Deixando-se de lado a propriedade da discussão dos problemas brasileiros fora das fronteiras nacionais, fica a impressão de que o presidente eleito estava sem assunto ao se encontrar com Eduardo Duhalde na
residência de Olivos. Não tinha
do que falar e saiu-se novamente com o paradoxo nacional, no
qual milhões de pessoas passam
fome numa economia que está
entre as dez maiores do mundo.
Lula tem toda razão, mas, se ele
passar os próximos quatro anos
repetindo esse mote, não encherá um só prato de comida. Ficará no palavrório.
Quem já acompanhou uma
maratona verbal de Lula sabe
que ele borda uma retórica de
blocos. Vale-se deles para esquentar a audiência. Se um bloco não dá resultado, tira outro,
mais quente, e assim vai, até afinar a sua fala com o ouvido do
público. Em palanque de candidato, maravilha. Em pódio de
presidente, vai mal.
Em agosto de 1998, quando
Lula e FFHH estavam empatados nas pesquisas eleitorais, o
presidente argentino Carlos Menem deu-se a exageros, acusando-o de defender uma desvalorização do real que acabaria com
o Mercosul. (Quem desvalorizou
o real e quebrou as pernas do
Mercosul foi os sacrossanto mercado.) Quatro anos depois, vitorioso, Lula foi à Argentina e relembrou o episódio, dando o troco. Pena. Assim como Menem
foi inconveniente metendo-se na
política brasileira, Lula foi impróprio divertindo-se com as tolices do ex-presidente.
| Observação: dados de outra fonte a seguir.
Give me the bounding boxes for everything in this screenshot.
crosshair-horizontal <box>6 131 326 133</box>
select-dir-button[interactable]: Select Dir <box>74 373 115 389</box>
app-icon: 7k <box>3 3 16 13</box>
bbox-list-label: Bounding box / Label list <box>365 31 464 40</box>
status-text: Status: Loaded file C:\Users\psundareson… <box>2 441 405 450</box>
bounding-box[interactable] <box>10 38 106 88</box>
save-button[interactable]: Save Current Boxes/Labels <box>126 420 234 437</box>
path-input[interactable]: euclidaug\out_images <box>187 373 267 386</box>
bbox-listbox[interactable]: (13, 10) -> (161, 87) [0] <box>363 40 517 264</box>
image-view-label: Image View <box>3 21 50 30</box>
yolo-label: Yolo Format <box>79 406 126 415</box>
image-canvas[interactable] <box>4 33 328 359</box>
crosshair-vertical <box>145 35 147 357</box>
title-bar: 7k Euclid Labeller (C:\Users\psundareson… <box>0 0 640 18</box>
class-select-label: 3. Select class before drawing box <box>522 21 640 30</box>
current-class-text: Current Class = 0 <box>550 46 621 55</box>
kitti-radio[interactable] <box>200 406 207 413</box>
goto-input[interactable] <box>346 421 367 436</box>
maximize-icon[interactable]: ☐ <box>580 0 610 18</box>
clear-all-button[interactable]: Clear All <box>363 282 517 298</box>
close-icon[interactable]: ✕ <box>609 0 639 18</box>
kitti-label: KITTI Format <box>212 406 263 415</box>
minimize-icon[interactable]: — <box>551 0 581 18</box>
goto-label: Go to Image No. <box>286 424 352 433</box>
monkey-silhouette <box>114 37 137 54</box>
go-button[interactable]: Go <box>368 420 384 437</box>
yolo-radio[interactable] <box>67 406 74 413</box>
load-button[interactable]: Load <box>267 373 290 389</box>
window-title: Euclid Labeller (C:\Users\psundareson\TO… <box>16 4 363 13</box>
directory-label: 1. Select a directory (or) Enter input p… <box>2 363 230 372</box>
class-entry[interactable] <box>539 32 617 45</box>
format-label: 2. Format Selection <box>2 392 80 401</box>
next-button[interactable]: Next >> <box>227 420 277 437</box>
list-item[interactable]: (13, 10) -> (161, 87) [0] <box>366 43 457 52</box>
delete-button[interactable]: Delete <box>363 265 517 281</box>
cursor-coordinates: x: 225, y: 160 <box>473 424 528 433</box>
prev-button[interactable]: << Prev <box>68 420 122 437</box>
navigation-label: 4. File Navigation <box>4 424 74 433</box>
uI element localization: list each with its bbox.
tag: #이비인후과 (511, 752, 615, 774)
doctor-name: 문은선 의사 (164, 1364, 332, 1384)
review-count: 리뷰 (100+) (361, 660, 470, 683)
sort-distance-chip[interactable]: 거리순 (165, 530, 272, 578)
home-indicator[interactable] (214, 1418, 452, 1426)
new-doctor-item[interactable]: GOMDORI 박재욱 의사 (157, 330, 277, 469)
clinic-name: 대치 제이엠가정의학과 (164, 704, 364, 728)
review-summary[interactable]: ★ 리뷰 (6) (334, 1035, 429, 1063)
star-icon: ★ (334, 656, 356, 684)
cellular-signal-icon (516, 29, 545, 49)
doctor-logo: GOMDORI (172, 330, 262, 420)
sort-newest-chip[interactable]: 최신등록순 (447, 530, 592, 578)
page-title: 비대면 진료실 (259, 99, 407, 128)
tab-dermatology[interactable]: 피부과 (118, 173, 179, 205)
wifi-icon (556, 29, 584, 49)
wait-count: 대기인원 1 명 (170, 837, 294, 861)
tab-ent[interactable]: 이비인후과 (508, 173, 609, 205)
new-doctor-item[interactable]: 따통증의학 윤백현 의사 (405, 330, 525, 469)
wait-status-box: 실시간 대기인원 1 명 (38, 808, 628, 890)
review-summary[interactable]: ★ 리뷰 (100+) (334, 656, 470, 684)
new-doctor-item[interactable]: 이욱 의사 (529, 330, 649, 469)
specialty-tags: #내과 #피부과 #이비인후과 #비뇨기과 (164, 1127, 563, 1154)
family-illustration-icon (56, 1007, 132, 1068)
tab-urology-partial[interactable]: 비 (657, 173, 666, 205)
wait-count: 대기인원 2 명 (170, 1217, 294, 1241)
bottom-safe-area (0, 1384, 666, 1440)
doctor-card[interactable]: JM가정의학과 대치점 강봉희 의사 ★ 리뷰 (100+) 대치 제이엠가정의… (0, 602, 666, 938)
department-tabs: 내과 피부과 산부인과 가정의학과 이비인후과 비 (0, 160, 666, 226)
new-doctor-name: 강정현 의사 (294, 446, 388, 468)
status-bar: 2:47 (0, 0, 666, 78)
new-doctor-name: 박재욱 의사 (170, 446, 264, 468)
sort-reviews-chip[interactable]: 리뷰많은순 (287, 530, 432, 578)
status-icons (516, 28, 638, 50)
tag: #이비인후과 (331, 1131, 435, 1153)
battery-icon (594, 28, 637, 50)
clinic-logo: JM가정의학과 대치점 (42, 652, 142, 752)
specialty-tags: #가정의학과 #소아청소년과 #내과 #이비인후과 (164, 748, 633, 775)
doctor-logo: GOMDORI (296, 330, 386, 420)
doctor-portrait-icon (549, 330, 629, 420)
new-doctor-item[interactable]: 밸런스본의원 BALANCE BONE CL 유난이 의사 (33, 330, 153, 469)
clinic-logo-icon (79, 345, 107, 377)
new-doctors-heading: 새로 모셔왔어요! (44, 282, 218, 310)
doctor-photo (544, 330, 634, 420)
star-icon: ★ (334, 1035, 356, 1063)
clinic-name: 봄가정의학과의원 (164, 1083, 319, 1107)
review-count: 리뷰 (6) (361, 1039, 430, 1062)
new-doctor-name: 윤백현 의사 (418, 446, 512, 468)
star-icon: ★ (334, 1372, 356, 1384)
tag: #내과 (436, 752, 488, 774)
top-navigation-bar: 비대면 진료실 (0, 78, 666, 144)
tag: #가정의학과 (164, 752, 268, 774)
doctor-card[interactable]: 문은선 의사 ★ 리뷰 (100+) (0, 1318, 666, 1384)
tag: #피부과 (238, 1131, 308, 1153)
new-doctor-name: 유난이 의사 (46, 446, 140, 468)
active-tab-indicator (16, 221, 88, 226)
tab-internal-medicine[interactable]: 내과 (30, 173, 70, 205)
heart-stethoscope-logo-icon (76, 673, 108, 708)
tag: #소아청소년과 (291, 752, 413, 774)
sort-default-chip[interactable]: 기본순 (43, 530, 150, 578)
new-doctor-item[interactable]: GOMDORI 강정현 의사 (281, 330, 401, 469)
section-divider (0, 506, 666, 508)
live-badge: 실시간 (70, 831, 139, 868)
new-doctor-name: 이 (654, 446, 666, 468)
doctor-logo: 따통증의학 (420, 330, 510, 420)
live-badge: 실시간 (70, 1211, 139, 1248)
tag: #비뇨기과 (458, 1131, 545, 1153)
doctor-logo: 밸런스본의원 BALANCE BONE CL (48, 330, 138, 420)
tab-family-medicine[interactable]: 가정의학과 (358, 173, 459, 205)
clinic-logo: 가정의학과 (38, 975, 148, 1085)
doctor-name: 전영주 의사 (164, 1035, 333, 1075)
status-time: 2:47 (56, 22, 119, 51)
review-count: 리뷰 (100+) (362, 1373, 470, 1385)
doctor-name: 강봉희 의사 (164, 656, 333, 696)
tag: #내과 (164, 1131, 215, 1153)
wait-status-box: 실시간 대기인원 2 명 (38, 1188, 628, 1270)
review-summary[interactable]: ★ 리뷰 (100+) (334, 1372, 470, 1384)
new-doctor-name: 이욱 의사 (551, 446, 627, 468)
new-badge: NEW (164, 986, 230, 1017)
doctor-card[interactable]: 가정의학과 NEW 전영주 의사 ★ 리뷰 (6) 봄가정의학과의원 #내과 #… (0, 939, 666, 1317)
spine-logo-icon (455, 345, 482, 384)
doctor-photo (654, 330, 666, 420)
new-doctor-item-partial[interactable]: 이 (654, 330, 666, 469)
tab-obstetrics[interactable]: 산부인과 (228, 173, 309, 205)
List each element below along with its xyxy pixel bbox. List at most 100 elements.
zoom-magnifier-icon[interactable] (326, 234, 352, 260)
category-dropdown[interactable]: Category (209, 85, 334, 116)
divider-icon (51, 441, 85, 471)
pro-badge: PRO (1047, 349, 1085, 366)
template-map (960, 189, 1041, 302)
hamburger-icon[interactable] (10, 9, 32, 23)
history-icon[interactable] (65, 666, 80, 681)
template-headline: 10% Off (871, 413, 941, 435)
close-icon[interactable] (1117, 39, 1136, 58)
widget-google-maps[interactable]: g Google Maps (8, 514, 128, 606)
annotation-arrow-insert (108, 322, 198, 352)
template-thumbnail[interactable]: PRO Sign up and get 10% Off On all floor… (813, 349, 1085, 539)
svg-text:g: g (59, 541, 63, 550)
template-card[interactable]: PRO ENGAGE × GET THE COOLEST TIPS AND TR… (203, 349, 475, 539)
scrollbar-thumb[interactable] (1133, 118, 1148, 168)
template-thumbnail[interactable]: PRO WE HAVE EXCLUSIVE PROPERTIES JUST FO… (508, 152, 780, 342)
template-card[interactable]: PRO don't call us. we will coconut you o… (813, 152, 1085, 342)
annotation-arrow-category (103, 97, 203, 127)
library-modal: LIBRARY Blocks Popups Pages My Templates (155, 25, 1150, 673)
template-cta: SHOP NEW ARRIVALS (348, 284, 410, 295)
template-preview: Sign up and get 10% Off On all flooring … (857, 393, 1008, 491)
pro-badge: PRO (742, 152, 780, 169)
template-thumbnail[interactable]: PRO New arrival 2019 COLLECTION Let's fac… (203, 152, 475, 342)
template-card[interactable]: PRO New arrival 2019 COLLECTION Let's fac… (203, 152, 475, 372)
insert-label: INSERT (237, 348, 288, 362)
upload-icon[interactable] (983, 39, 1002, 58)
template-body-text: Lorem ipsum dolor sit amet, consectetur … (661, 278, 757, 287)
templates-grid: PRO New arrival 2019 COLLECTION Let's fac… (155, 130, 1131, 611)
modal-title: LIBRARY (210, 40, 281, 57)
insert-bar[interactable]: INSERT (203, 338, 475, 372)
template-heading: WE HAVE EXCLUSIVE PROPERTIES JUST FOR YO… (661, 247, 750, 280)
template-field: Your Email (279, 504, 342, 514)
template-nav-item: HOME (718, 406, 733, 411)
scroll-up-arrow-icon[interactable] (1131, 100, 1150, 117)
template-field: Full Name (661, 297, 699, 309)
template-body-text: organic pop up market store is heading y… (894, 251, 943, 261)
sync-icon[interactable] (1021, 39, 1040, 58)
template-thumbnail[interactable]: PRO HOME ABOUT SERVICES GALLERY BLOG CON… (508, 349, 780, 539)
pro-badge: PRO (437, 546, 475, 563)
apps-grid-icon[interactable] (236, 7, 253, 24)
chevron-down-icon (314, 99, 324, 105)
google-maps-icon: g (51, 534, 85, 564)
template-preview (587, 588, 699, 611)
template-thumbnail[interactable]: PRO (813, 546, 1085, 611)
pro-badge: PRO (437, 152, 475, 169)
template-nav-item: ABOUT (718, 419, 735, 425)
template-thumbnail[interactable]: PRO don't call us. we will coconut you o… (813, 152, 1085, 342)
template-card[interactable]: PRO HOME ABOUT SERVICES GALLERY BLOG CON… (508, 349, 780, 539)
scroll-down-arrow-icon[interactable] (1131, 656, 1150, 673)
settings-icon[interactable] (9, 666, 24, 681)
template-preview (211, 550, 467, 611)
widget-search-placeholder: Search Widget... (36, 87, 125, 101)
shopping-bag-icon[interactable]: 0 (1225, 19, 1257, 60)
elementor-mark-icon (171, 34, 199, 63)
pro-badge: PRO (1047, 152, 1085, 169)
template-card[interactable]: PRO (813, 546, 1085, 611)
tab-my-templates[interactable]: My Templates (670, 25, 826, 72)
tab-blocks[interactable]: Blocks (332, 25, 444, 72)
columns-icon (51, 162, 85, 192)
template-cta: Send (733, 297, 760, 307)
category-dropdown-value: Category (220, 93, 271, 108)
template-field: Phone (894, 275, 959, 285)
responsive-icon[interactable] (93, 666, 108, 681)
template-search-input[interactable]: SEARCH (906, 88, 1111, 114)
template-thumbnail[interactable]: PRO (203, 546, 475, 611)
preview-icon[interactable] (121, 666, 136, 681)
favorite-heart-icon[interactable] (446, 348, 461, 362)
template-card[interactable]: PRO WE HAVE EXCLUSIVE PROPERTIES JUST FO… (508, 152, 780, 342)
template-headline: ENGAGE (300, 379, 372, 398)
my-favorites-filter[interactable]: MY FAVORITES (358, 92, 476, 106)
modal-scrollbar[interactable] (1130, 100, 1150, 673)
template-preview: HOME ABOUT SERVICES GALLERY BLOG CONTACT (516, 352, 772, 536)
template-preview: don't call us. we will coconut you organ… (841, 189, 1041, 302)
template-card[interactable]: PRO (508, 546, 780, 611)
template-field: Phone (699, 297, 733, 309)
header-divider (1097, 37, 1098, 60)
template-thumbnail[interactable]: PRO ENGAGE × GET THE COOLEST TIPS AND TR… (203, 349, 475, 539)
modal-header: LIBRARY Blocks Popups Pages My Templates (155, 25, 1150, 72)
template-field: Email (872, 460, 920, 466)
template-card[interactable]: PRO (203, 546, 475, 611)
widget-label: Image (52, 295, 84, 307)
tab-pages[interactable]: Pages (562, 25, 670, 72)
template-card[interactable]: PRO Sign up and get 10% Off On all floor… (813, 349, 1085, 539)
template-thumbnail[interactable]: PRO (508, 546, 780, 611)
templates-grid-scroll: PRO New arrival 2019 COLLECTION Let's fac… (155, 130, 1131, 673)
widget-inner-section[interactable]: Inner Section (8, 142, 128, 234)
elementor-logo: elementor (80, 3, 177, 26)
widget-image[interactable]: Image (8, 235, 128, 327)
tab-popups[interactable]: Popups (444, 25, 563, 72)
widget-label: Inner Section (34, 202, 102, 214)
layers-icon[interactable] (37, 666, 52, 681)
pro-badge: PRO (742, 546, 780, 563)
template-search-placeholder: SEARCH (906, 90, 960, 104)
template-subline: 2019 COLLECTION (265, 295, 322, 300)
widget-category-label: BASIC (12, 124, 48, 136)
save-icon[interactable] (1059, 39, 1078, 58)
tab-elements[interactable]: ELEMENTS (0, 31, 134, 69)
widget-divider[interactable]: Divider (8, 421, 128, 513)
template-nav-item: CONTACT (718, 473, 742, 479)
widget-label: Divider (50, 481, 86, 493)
A certa altura, Lula foi mais
que impróprio. Foi intrometido,
professoral e messiânico. Veja-se
o o que disse:
"O povo que conseguiu, até a
metade do século passado, fazer
um dos países mais promissores
do mundo, não tem o direito de
perder a esperança, não tem o
direito de desistir. Eu peço a
Deus que ilumine a consciência
dos argentinos para que possam
escolher um homem sobretudo
ético e comprometido com os
anseios de liberdade e soberania
da República da Argentina. (...)
Estou certo de que vocês não desistirão, como nós não desistimos no Brasil".
Substitua-se "no Brasil" da última frase por "nos Estados Unidos". Se George Bush tivesse dito
isso, que juízo mereceria? Quem
é o presidente dos Estados Unidos (ou do Brasil) para dizer ao
povo argentino (ou sueco) o que
ele deve fazer nas eleições presidenciais de abril do ano que
vem?
Em benefício de Lula, há no
seu discurso muito mais um desejo de projetar uma dimensão
moral do que de se intrometer
na vida alheia. Deriva de uma
personalidade vitoriosa que,
mesmo tendo disputado um cargo de natureza executiva, vê em
seu triunfo um clarão de ascendência espiritual. Novamente,
deve-se dizer que isso não faz
mal a ninguém, desde que sua
futura administração execute
corretamente aquilo que o Estado brasileiro precisa que seja
executado.
Fica uma dúvida. Lula estaria
tentando ser, ao mesmo tempo o
pastor Martin Luther King e o
presidente Lyndon Johnson. O
primeiro teve um sonho, mas foi
o segundo quem viu nas multidões do pastor uma força que
exigia a regeneração do sociedade política americana. Foi Johnson quem tocou a quitanda.
Profetas como King, os há, mas
profeta-presidente é uma experiência nova.